Chesapeake Energy Corp. shareholders were urged in a letter sent Thursday by the New York City comptroller to vote against the only two board members up for reelection in June. Meanwhile, the board on Friday adopted a compensation arrangement for outside directors that reduces compensation by 20% and eliminates personal travel on aircraft in which the company has a stake.

John C. Liu, who as comptroller for the city represents pension funds that control 1.9 million shares of Chesapeake, said in the letter to shareholders that the funds oppose the reelection of Oklahoma State University President V. Burns Hargis and former Union Pacific Corp. CEO Richard K. Davidson. Both also serve on Chesapeake’s audit committee.

Liu, who oversees the $122 billion pension fund, cited the board’s failure to monitor the financial activities of CEO Aubrey McClendon.

“We are particularly disturbed by the audit committee’s failure to review, approve or disclose Mr. McClendon’s personal loans secured by company wells,” wrote Liu. He also criticized McClendon’s right to invest in every well the company has drilled, noting that “his investment time horizon, risk appetite and liquidity needs may conflict with those of the company.”

Chesapeake shareholders previously have overwhelmingly voted in favor of McClendon’s sole participation in the Founder Well Participation Program, which is to be scuttled in 2014 (see Shale Daily, April 27).

Chesapeake currently has a nine-member board, and only a few stand for reelection every year, as required under Oklahoma law, where the company is incorporated. Chesapeake backed the board reelection structure as an “essential takeover defense,” which some believe makes it less vulnerable to outside interests.

In his letter Liu also asked shareholders to support the pension funds’ proposal that would require Chesapeake to include board candidates nominated by large shareholders, arguing that it would make the company more responsive.

“We believe adopting the proposed proxy access bylaw would make Chesapeake’s board more responsive to share owners, more thoughtful about whom it nominates, and more vigilant in its oversight,” Liu wrote.

“Revelations since mid-April of substantial, previously undisclosed liabilities, transactions and conflicts of interest involving Chesapeake and its CEO have heightened our concerns and fueled a 27% decline in its share price.

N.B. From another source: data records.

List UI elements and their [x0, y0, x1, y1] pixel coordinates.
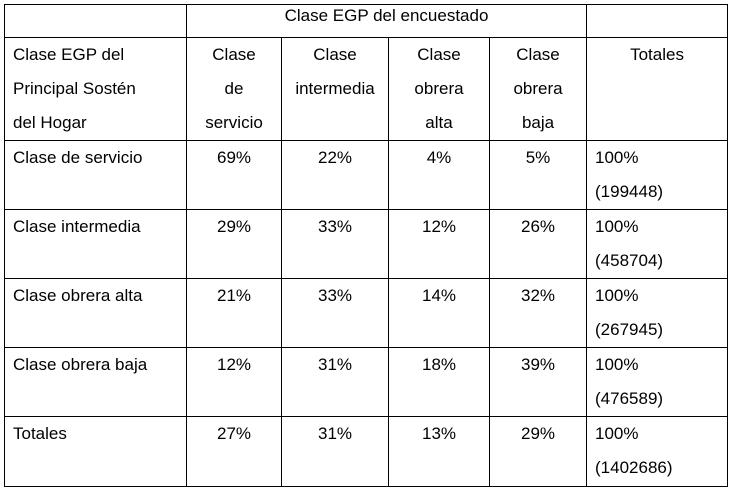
row-total-cell: 100% (458704) — [586, 209, 729, 279]
row-total-n: (199448) — [595, 182, 664, 201]
table-row: Clase obrera baja 12% 31% 18% 39% 100% (… — [4, 347, 729, 417]
column-header-line: Totales — [630, 45, 684, 64]
table-cell: 69% — [186, 140, 282, 210]
column-header-line: Clase — [516, 45, 560, 64]
table-cell: 29% — [488, 416, 588, 487]
table-cell: 26% — [488, 209, 588, 279]
table-cell: 13% — [388, 416, 490, 487]
row-label: Clase intermedia — [4, 209, 187, 279]
column-header-line: alta — [425, 113, 453, 132]
table-cell: 32% — [488, 278, 588, 348]
super-header-row: Clase EGP del encuestado — [4, 4, 729, 38]
column-header-line: baja — [521, 113, 555, 132]
table-cell: 14% — [388, 278, 490, 348]
row-total-cell: 100% (267945) — [586, 278, 729, 348]
row-label: Clase de servicio — [4, 140, 187, 210]
row-label: Clase obrera alta — [4, 278, 187, 348]
row-total-cell: 100% (476589) — [586, 347, 729, 417]
row-total-pct: 100% — [595, 217, 639, 236]
row-header-line: del Hogar — [13, 113, 87, 132]
row-header-line: Principal Sostén — [13, 79, 136, 98]
table-cell: 21% — [186, 278, 282, 348]
table-cell: 33% — [281, 209, 389, 279]
super-header-title: Clase EGP del encuestado — [185, 4, 588, 38]
super-header-blank-cell — [586, 4, 729, 38]
table-cell: 5% — [488, 140, 588, 210]
row-total-cell: 100% (199448) — [586, 140, 729, 210]
table-cell: 31% — [281, 416, 389, 487]
column-header-line: Clase — [313, 45, 357, 64]
table-cell: 22% — [281, 140, 389, 210]
column-header-line: intermedia — [295, 79, 375, 98]
table-cell: 31% — [281, 347, 389, 417]
corner-blank-cell — [4, 4, 187, 38]
table-cell: 33% — [281, 278, 389, 348]
table-cell: 4% — [388, 140, 490, 210]
column-header-line: Clase — [417, 45, 461, 64]
row-header-line: Clase EGP del — [13, 45, 125, 64]
row-total-pct: 100% — [595, 355, 639, 374]
table-cell: 39% — [488, 347, 588, 417]
table-cell: 27% — [186, 416, 282, 487]
row-label: Clase obrera baja — [4, 347, 187, 417]
totals-row: Totales 27% 31% 13% 29% 100% (1402686) — [4, 416, 729, 487]
row-total-n: (1402686) — [595, 458, 673, 477]
column-header-clase-obrera-alta: Clase obrera alta — [388, 37, 490, 141]
row-total-pct: 100% — [595, 286, 639, 305]
row-label: Totales — [4, 416, 187, 487]
column-header-clase-obrera-baja: Clase obrera baja — [488, 37, 588, 141]
table-row: Clase intermedia 29% 33% 12% 26% 100% (4… — [4, 209, 729, 279]
row-total-n: (267945) — [595, 320, 664, 339]
table-cell: 12% — [186, 347, 282, 417]
row-total-n: (476589) — [595, 389, 664, 408]
table-cell: 18% — [388, 347, 490, 417]
mobility-table: Clase EGP del encuestado Clase EGP del P… — [4, 4, 729, 487]
table-cell: 12% — [388, 209, 490, 279]
column-header-line: servicio — [205, 113, 263, 132]
row-total-n: (458704) — [595, 251, 664, 270]
column-header-row: Clase EGP del Principal Sostén del Hogar… — [4, 37, 729, 141]
column-header-line: obrera — [513, 79, 563, 98]
row-header-label: Clase EGP del Principal Sostén del Hogar — [4, 37, 187, 141]
column-header-line: Clase — [212, 45, 256, 64]
column-header-line: obrera — [414, 79, 464, 98]
row-total-pct: 100% — [595, 148, 639, 167]
column-header-clase-intermedia: Clase intermedia — [281, 37, 389, 141]
table-row: Clase obrera alta 21% 33% 14% 32% 100% (… — [4, 278, 729, 348]
row-total-cell: 100% (1402686) — [586, 416, 729, 487]
row-total-pct: 100% — [595, 424, 639, 443]
column-header-clase-de-servicio: Clase de servicio — [186, 37, 282, 141]
table-row: Clase de servicio 69% 22% 4% 5% 100% (19… — [4, 140, 729, 210]
table-cell: 29% — [186, 209, 282, 279]
column-header-line: de — [224, 79, 244, 98]
column-header-totales: Totales — [586, 37, 729, 141]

Share owners urgently need new directors who are willing and able to exercise strong, independent oversight of Aubrey McClendon, a willful CEO with a penchant for risk.”

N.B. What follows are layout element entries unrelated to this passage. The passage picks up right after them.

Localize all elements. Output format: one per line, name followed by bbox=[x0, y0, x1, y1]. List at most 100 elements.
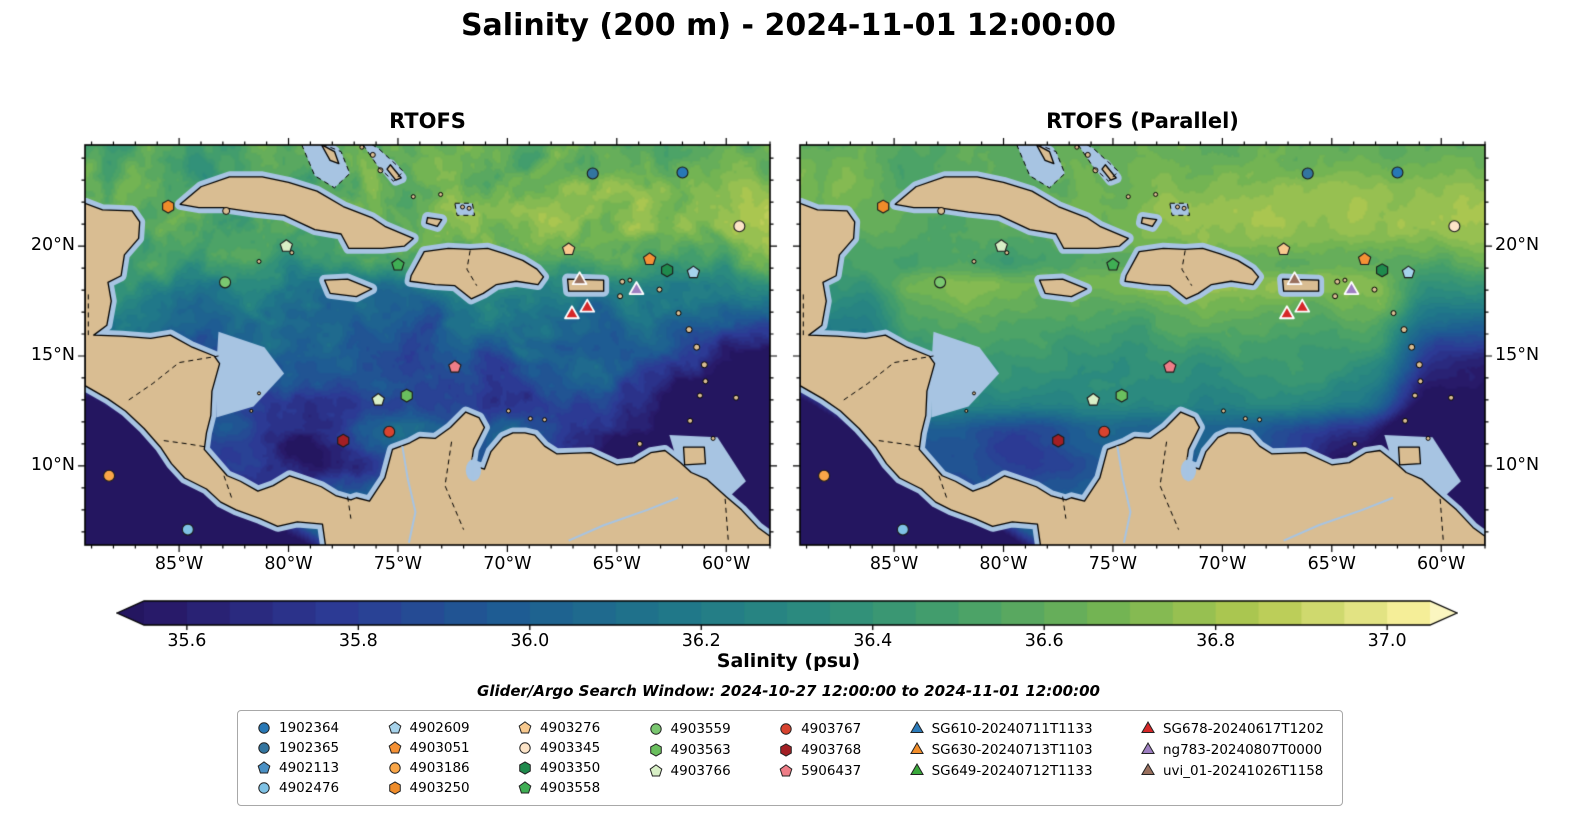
legend-item-label: 4902609 bbox=[409, 720, 470, 736]
colorbar: 35.6 35.8 36.0 36.2 36.4 36.6 36.8 37.0 bbox=[116, 599, 1458, 659]
legend-item: 4903563 bbox=[648, 739, 731, 760]
legend-item-label: 4903558 bbox=[540, 780, 601, 796]
pentagon-marker-icon bbox=[779, 763, 793, 776]
x-tick-label: 65°W bbox=[1307, 554, 1356, 574]
triangle-marker-icon bbox=[909, 741, 924, 754]
x-tick-label: 80°W bbox=[264, 554, 313, 574]
legend-column: 4903559 4903563 4903766 bbox=[648, 718, 731, 798]
triangle-marker-icon bbox=[909, 720, 924, 733]
colorbar-tick-label: 37.0 bbox=[1367, 631, 1407, 651]
circle-marker-icon bbox=[649, 722, 662, 735]
colorbar-tick-label: 36.8 bbox=[1196, 631, 1236, 651]
legend-item-label: 1902365 bbox=[279, 740, 340, 756]
legend-column: 4903767 4903768 5906437 bbox=[778, 718, 861, 798]
y-tick-label: 20°N bbox=[30, 235, 75, 256]
x-tick-label: 60°W bbox=[1417, 554, 1466, 574]
legend-item: 4902113 bbox=[256, 758, 339, 778]
legend-item: ng783-20240807T0000 bbox=[1140, 739, 1324, 760]
legend-item-label: 4903250 bbox=[409, 780, 470, 796]
legend-item-label: ng783-20240807T0000 bbox=[1162, 741, 1323, 758]
x-tick-label: 65°W bbox=[592, 554, 641, 574]
y-tick-label: 10°N bbox=[30, 454, 75, 475]
legend-item: 4902476 bbox=[256, 778, 339, 798]
legend-item: SG630-20240713T1103 bbox=[909, 739, 1093, 760]
map-canvas-rtofs bbox=[75, 135, 780, 555]
legend-item-label: SG610-20240711T1133 bbox=[931, 720, 1093, 737]
triangle-marker-icon bbox=[1141, 762, 1155, 775]
y-tick-label: 20°N bbox=[1495, 235, 1540, 256]
legend-item: 4903051 bbox=[387, 738, 470, 758]
circle-marker-icon bbox=[388, 762, 401, 774]
panel-rtofs-parallel: RTOFS (Parallel) 85°W 80°W 75°W 70°W 65°W 60°… bbox=[790, 109, 1539, 574]
legend-item: 4903345 bbox=[517, 738, 600, 758]
panel-rtofs: RTOFS 85°W 80°W 75°W 70°W 65°W 60°W 10°N 15°N 20… bbox=[31, 109, 780, 574]
y-tick-label: 15°N bbox=[30, 344, 75, 365]
legend-box: 1902364 1902365 4902113 4902476 4902609 49030… bbox=[237, 710, 1343, 806]
triangle-marker-icon bbox=[909, 762, 924, 775]
legend-item-label: 4903350 bbox=[540, 760, 601, 776]
hexagon-marker-icon bbox=[780, 742, 792, 757]
pentagon-marker-icon bbox=[257, 761, 271, 774]
legend-item-label: 4903186 bbox=[409, 760, 470, 776]
colorbar-tick-label: 36.0 bbox=[510, 631, 550, 651]
legend-item-label: 5906437 bbox=[801, 762, 862, 779]
pentagon-marker-icon bbox=[518, 721, 532, 734]
colorbar-tick-label: 35.8 bbox=[338, 631, 378, 651]
legend-item-label: 4902476 bbox=[279, 780, 340, 796]
legend-item-label: SG678-20240617T1202 bbox=[1162, 720, 1324, 737]
legend-item-label: SG630-20240713T1103 bbox=[931, 741, 1093, 758]
x-tick-label: 70°W bbox=[483, 554, 532, 574]
hexagon-marker-icon bbox=[519, 761, 531, 775]
legend-item-label: 4903345 bbox=[540, 740, 601, 756]
legend-item-label: 4903051 bbox=[409, 740, 470, 756]
x-tick-label: 85°W bbox=[869, 554, 919, 574]
legend-item-label: 4903767 bbox=[801, 720, 862, 737]
pentagon-marker-icon bbox=[388, 721, 401, 734]
legend-item-label: 4902113 bbox=[279, 760, 340, 776]
x-tick-label: 75°W bbox=[1088, 554, 1138, 574]
colorbar-tick-label: 36.4 bbox=[853, 631, 893, 651]
colorbar-canvas bbox=[116, 599, 1458, 633]
legend-item: 4903768 bbox=[778, 739, 861, 760]
circle-marker-icon bbox=[258, 722, 270, 734]
legend-item: 4903559 bbox=[648, 718, 731, 739]
legend-item: uvi_01-20241026T1158 bbox=[1140, 760, 1324, 781]
pentagon-marker-icon bbox=[518, 781, 532, 794]
map-canvas-rtofs-parallel bbox=[790, 135, 1495, 555]
x-tick-label: 85°W bbox=[154, 554, 204, 574]
legend-item: 4902609 bbox=[387, 718, 470, 738]
hexagon-marker-icon bbox=[388, 781, 401, 795]
circle-marker-icon bbox=[258, 742, 270, 754]
colorbar-tick-label: 35.6 bbox=[167, 631, 207, 651]
y-tick-label: 10°N bbox=[1495, 454, 1540, 475]
legend-item-label: 4903768 bbox=[801, 741, 862, 758]
legend-item: SG678-20240617T1202 bbox=[1140, 718, 1324, 739]
legend-item: 4903558 bbox=[517, 778, 600, 798]
triangle-marker-icon bbox=[1141, 720, 1155, 733]
legend-item-label: 4903563 bbox=[670, 741, 731, 758]
legend-item-label: 4903766 bbox=[670, 762, 731, 779]
colorbar-tick-label: 36.2 bbox=[681, 631, 721, 651]
circle-marker-icon bbox=[519, 742, 531, 754]
panel-title-rtofs: RTOFS bbox=[389, 109, 466, 133]
legend-item: SG610-20240711T1133 bbox=[909, 718, 1093, 739]
x-tick-label: 70°W bbox=[1198, 554, 1247, 574]
legend-item: SG649-20240712T1133 bbox=[909, 760, 1093, 781]
pentagon-marker-icon bbox=[388, 741, 401, 754]
triangle-marker-icon bbox=[1141, 741, 1155, 754]
x-tick-label: 75°W bbox=[373, 554, 423, 574]
colorbar-tick-label: 36.6 bbox=[1024, 631, 1064, 651]
hexagon-marker-icon bbox=[649, 742, 662, 757]
legend-item-label: 4903559 bbox=[670, 720, 731, 737]
legend-column: 4903276 4903345 4903350 4903558 bbox=[517, 718, 600, 798]
legend-item: 4903766 bbox=[648, 760, 731, 781]
y-tick-label: 15°N bbox=[1495, 344, 1540, 365]
legend-item: 1902365 bbox=[256, 738, 339, 758]
legend-item: 1902364 bbox=[256, 718, 339, 738]
legend-item: 4903350 bbox=[517, 758, 600, 778]
legend-item-label: uvi_01-20241026T1158 bbox=[1162, 762, 1324, 779]
x-tick-label: 80°W bbox=[979, 554, 1028, 574]
pentagon-marker-icon bbox=[649, 763, 662, 776]
legend-item: 4903186 bbox=[387, 758, 470, 778]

In a filing responding to Liu, Chesapeake stated that the proposal would encourage “the wrong type of board responsiveness” and give power to special interests.

According to regulatory filings, several large hedge funds and investment firms have sold most or all of their positions in Chesapeake since the beginning of this year, including S.A.C. Capital Advisors LP (91%), Millennium Management LLC (86%), Fidelity Management & Research Co. (59%), Two Sigma Investments LLC (98%), Adage Capital Advisors LLC (57%), and Highbridge Capital Management LLC (100%).

Chesapeake’s annual meeting is scheduled for June 8. However, several shareholders have filed a federal lawsuit asking for an injunction to postpone the meeting until Chesapeake discloses more information on McClendon’s compensation and third-party debts. A hearing is scheduled for May 30.

After the market closed on Friday the board, which has been roundly criticized for its lavish perquisites, announced a new arrangement for outside directors that cuts compensation by one-fifth and eliminates personal travel on Chesapeake’s fractionally owned aircraft. “The board has taken this action in consultation with an independent compensation adviser as part of a broader review of the company’s executive compensation programs,” it stated.